昔、子文は令尹の職を三回辞退し、家には一日の食糧の蓄えもなかった。これは民を想ったからだ。成王(楚成王)は子文が朝食を食べたらその日の夕食がなくなると知り、毎朝、脯(乾肉)一束、糗(乾糧)一筐(一碗)を設けて子文に与えることにした。これは今の令尹に対しても常例となっている。成王が子文に禄を与えようとすると、いつも子文は逃走し、王があきらめてから職に戻った。ある人が子文に『人は富を得るために生きているのに、子(あなた)は逃げています。何故ですか?』と問うと、子文はこう答えた『政治を行う者は民を守るものだ。民の多くが窮乏しているのに私が富を得たら、民を疲弊させて自分を裕福にすることになり、死が間近にせまるだろう。私は死から逃げているのであって、富から逃げているのではない。』このようだったから、荘王の時代に若敖氏が滅ぼされたのに、子文の後代だけは今に至るまで鄖に住み(楚昭王時代の鄖公は子文の子孫です)、楚の良臣でいられるのだ。これは先に民を想い、その後、自分を富ませたからではないか。

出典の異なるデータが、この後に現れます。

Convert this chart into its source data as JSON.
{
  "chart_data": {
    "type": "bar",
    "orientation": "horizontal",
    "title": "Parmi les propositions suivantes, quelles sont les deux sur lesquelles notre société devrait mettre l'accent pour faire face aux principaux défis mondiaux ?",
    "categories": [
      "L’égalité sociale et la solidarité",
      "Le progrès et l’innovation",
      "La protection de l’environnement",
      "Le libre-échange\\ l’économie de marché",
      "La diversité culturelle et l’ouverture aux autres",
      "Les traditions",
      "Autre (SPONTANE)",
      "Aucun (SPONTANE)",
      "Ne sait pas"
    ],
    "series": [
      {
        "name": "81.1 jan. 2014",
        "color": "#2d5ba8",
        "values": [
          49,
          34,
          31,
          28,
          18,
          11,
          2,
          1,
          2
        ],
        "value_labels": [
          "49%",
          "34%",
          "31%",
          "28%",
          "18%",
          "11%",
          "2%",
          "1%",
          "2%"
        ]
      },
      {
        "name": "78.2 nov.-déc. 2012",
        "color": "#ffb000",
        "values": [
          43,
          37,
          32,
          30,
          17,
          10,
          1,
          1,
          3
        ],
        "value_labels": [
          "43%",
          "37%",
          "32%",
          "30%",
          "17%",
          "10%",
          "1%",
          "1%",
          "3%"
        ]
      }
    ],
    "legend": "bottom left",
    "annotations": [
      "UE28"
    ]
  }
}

今、子常は先大夫(子囊)の後でありながら、楚君の相となったのに四方に名声が聞こえず、民の羸餒(飢えて痩せること)は日々ひどくなっている。四境は堡塁で満たされ(外敵の進攻が多いことを意味します)、道殣(餓えのために道中で死んだ人を埋めた墳墓)が建ち並び、盗賊が目を光らせているため、民は頼るところがない。このように民を憐れんでいないのに、財を貯めても満足できないようでは、すぐに民から多くの怨みを招くことになるだろう。蓄積した財貨が多ければ、人々から得る怨みも深くなる。これでは滅亡を待つしかない。

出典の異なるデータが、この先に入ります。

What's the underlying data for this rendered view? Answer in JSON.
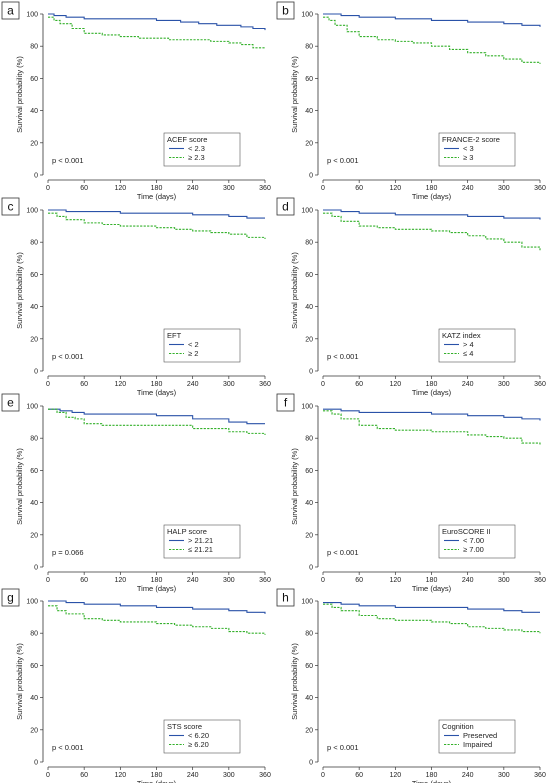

民心の怒りとは大川の流れを塞ぐのと同じである。堤防が壊れたら損害は必ず大きなものになる。子常の最後は成王や霊王よりもましだろうか。成王は穆王(成王の子)に対して礼を用いなかったため、熊蹯(熊の掌)を食べたくても食べることができずに死んだ。霊王は民を顧みなかったため、全国の人々が遺迹のように霊王を棄てた(「遺迹」は歩いている人が足跡を残すことです。歩けば足跡ができますが、いちいち振り返ってそれを見ることはありません。ここでは霊王の存在を無視するかのように捨てたという意味です)。子常は政治を行っているのに礼を用いず、民を顧みない姿は成王や霊王よりもひどい。彼一人の力で禍を防ぐことはできないはずだ。」
一年後、柏挙の戦いで楚は呉に大敗し、子常は鄭に、昭王は隨に奔ることになりました。